Она была, какъ и слѣдуетъ на ея мѣстѣ, женщина хладнокровная, безъ предубѣжденій.
— Если вы промѣняли меня на какую-нибудь Жюли, то я имѣла право отплатить вамъ тѣмъ же, но я не отплатила. Эти слухи, какъ и всѣ слухи, клевета. Мало ли про кого что говорятъ! Я покровительствую Вундту, потому что онъ достойный человѣкъ, вотъ и все.
— Такъ вы утверждаете, что эти слухи — вздоръ?
— Да.
— Ну-съ, въ такомъ случаѣ, я не желаю поддерживать ихъ дальнѣйшимъ присутствіемъ Вундта въ нашемъ домѣ и откажу ему отъ мѣста.
— То-есть, подольете въ огонь масла, дадите поводъ говорить, что вамъ открыли глаза и вызвали этимъ домашнюю драму, дадите поводъ предполагать разныя глупости, сдѣлаете меня мнимой жертвой ревниваго мужа. Свѣтъ будетъ вамъ очень благодаренъ…
— Пусть говоритъ, что угодно, а я наотрѣзъ говорю, что не будетъ его въ нашемъ домѣ.
— Очень жаль, тѣмъ болѣе, что я, заботясь о дѣтяхъ, узнала, какъ способенъ Вундтъ. Но это рѣшено, значитъ, и толковать не о чемъ. Только я попрошу васъ на будущее время самихъ слѣдить за дѣтьми, когда возьмемъ новаго гувернера, чтобы избавить меня отъ новыхъ сценъ и подозрѣній. Вы не считали нужнымъ заботиться о дѣтяхъ лично, вы думали, что ваша обязанность исполнена вполнѣ тѣмъ, что вы платите за ихъ воспитаніе. Если бы я не слѣдила за ихъ ученьемъ, если бы Вундтъ не былъ добросовѣстнымъ человѣкомъ, они могли бы вырасти неучами. Можетъ-быть, вы и наложили на меня эту обязанность слѣдить за дѣтьми, чтобы подготовить эту сцену и оправдать въ моихъ глазахъ свое поведеніе…
— Это просто ни на что не похоже! Вы меня подлецомъ въ глаза называете!

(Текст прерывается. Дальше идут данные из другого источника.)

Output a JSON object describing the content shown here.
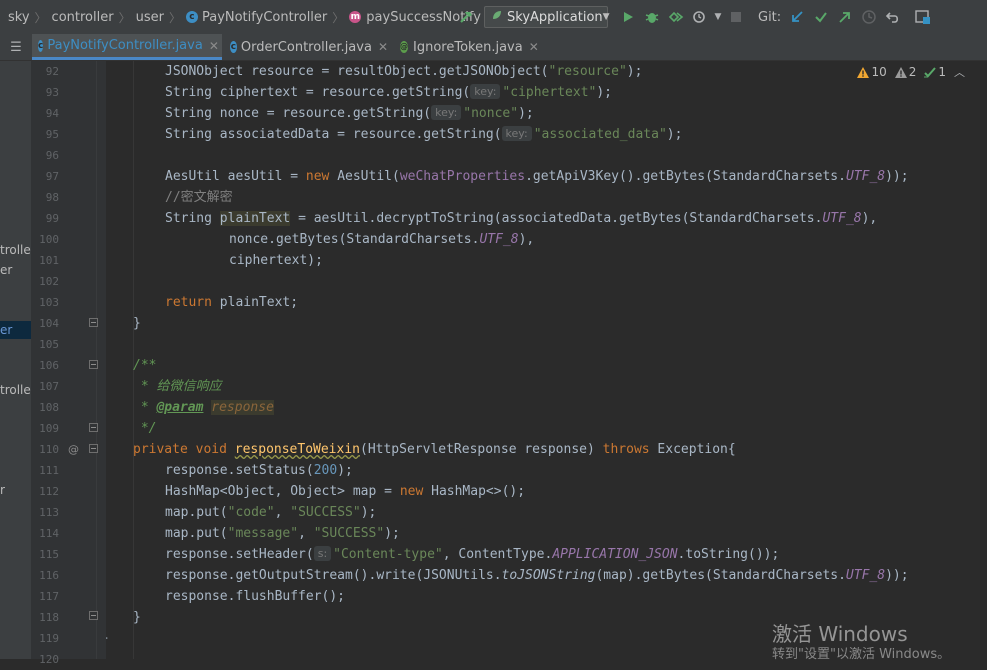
{
  "breadcrumb": {
    "items": [
      "sky",
      "controller",
      "user",
      "PayNotifyController",
      "paySuccessNotify"
    ]
  },
  "toolbar": {
    "run_config": "SkyApplication",
    "git_label": "Git:"
  },
  "tabs": [
    {
      "label": "PayNotifyController.java",
      "active": true
    },
    {
      "label": "OrderController.java",
      "active": false
    },
    {
      "label": "IgnoreToken.java",
      "active": false
    }
  ],
  "inspections": {
    "warnings": "10",
    "weak_warnings": "2",
    "typos": "1"
  },
  "project_panel": [
    "troller",
    "er",
    "er",
    "troller",
    "r"
  ],
  "line_numbers": [
    "92",
    "93",
    "94",
    "95",
    "96",
    "97",
    "98",
    "99",
    "100",
    "101",
    "102",
    "103",
    "104",
    "105",
    "106",
    "107",
    "108",
    "109",
    "110",
    "111",
    "112",
    "113",
    "114",
    "115",
    "116",
    "117",
    "118",
    "119",
    "120"
  ],
  "code": {
    "l92_a": "JSONObject resource = resultObject.getJSONObject(",
    "l92_s": "\"resource\"",
    "l92_b": ");",
    "l93_a": "String ciphertext = resource.getString(",
    "l93_h": "key:",
    "l93_s": "\"ciphertext\"",
    "l93_b": ");",
    "l94_a": "String nonce = resource.getString(",
    "l94_h": "key:",
    "l94_s": "\"nonce\"",
    "l94_b": ");",
    "l95_a": "String associatedData = resource.getString(",
    "l95_h": "key:",
    "l95_s": "\"associated_data\"",
    "l95_b": ");",
    "l97_a": "AesUtil aesUtil = ",
    "l97_kw": "new",
    "l97_b": " AesUtil(",
    "l97_f": "weChatProperties",
    "l97_c": ".getApiV3Key().getBytes(StandardCharsets.",
    "l97_u": "UTF_8",
    "l97_d": "));",
    "l98": "//密文解密",
    "l99_a": "String ",
    "l99_v": "plainText",
    "l99_b": " = aesUtil.decryptToString(associatedData.getBytes(StandardCharsets.",
    "l99_u": "UTF_8",
    "l99_c": "),",
    "l100_a": "nonce.getBytes(StandardCharsets.",
    "l100_u": "UTF_8",
    "l100_b": "),",
    "l101": "ciphertext);",
    "l103_kw": "return",
    "l103_b": " plainText;",
    "l104": "}",
    "l106": "/**",
    "l107": " * 给微信响应",
    "l108_a": " * ",
    "l108_tag": "@param",
    "l108_p": "response",
    "l109": " */",
    "l110_kw1": "private",
    "l110_kw2": "void",
    "l110_m": "responseToWeixin",
    "l110_b": "(HttpServletResponse response) ",
    "l110_kw3": "throws",
    "l110_c": " Exception{",
    "l111_a": "response.setStatus(",
    "l111_n": "200",
    "l111_b": ");",
    "l112_a": "HashMap<Object, Object> map = ",
    "l112_kw": "new",
    "l112_b": " HashMap<>();",
    "l113_a": "map.put(",
    "l113_s1": "\"code\"",
    "l113_m": ", ",
    "l113_s2": "\"SUCCESS\"",
    "l113_b": ");",
    "l114_a": "map.put(",
    "l114_s1": "\"message\"",
    "l114_m": ", ",
    "l114_s2": "\"SUCCESS\"",
    "l114_b": ");",
    "l115_a": "response.setHeader(",
    "l115_h": "s:",
    "l115_s": "\"Content-type\"",
    "l115_b": ", ContentType.",
    "l115_f": "APPLICATION_JSON",
    "l115_c": ".toString());",
    "l116_a": "response.getOutputStream().write(JSONUtils.",
    "l116_i": "toJSONString",
    "l116_b": "(map).getBytes(StandardCharsets.",
    "l116_u": "UTF_8",
    "l116_c": "));",
    "l117": "response.flushBuffer();",
    "l118": "}",
    "l119": "}"
  },
  "watermark": {
    "line1": "激活 Windows",
    "line2": "转到\"设置\"以激活 Windows。"
  },
  "colors": {
    "keyword": "#cc7832",
    "string": "#6a8759",
    "number": "#6897bb",
    "field": "#9876aa",
    "method": "#ffc66d",
    "comment": "#808080",
    "doc": "#629755",
    "background": "#2b2b2b"
  }
}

— Я васъ никакъ не называю, я вамъ просто напоминаю ваши обязанности. И что у васъ за манера колотить руками… такъ и кажется, что вы драться хотите… Впрочемъ, отъ слушанья сплетенъ до драки одинъ шагъ… И откуда взялись у васъ эти плебейскія привычки?
— Послушайте, я васъ заставлю молчать. Я пришелъ къ вамъ не за наставленіями, вы сами нуждаетесь въ нихъ, а вы меня осмѣливаетесь въ грязь топтать! Я васъ въ монастырь упрячу!
— Вы пьяны? — холодно спросила супруга Іакова Васильевича, спокойно глядя на его раскраснѣвшееся лицо.
— Что?!
— Вы пьяны! Ступайте вонъ; если дѣло дойдетъ до скандала, то вспомните, что вы останетесь нищимъ…
— Я васъ попрошу, Наталья Андреевна…
— А я вамъ приказываю, Іаковъ Васильевичъ, идти вонъ и не являться ко мнѣ до тѣхъ поръ, пока вы не отрезвитесь. Я вамъ еще разъ повторяю, что вы пьяны…
Нѣтъ, вы представьте себѣ положеніе Іакова Васильевича: жена, законная жена, осмѣлилась сказать ему, что онъ пьянъ, и выгнать его вонъ! Бѣсился онъ, изъ себя выходилъ, а она, точно каменная, точно бездушная статуя, не измѣнилась въ лицѣ. Іаковъ Васильевичъ, какъ мужчина, былъ горячъ, пріученъ своимъ положеніемъ встрѣчать покорность, а она, напротивъ того, была хладнокровна, и этимъ-то самымъ она и могла его поразить. Стерпѣлъ онъ этотъ ударъ, махнулъ рукой, оставилъ у себя гувернера, только пасмурнѣе, сдѣлался. Но радость къ радости, деньги къ деньгамъ, а горе къ горю идетъ, это дѣло на опытѣ доказано. Черезъ нѣсколько дней пришелъ къ Іакову Васильевичу еврей-ростовщикъ и объявилъ, что Андрей Іаковлевичъ, сынъ Іакова Васильевича, надавалъ ему векселей, что онъ подастъ ихъ ко взысканію. Сталъ на него кричать Іаковъ Васильевичъ; только — шельмы эти евреи, трясутся они, дрожать, точно съ мороза, а испугать ихъ трудно. Кланяется бестія Ицка передъ Іаковомъ Васильевичемъ, извиняется, трепещетъ, а на своемъ стоитъ. Нѣтъ хуже положенія, какъ имѣть дѣло съ такимъ человѣкомъ… Ты думаешь, глядя на его подлые поклоны, слушая его рабскія извиненія, что онъ сейчасъ тебѣ въ ноги повалится, — онъ же своимъ дрожащимъ трусливымъ голосомъ бормочетъ: «Сто дѣлать, васе превосходительство, сто дѣлать! долзенъ-зе я свои деньги полуцить, я узь лутце ко взысканію подамъ!» А чего тутъ лучше? Ничего нѣтъ лучшаго! Фамилію осрамить. Выгналъ его Іаковъ Васильевичъ и велѣлъ позвать сына. Явился тотъ. Красивый онъ былъ молодой человѣкъ, въ гвардіи служилъ, всѣ его въ модныхъ ресторанахъ знали, важныя барыни его хорошимъ женихомъ считали и ухаживали за нимъ.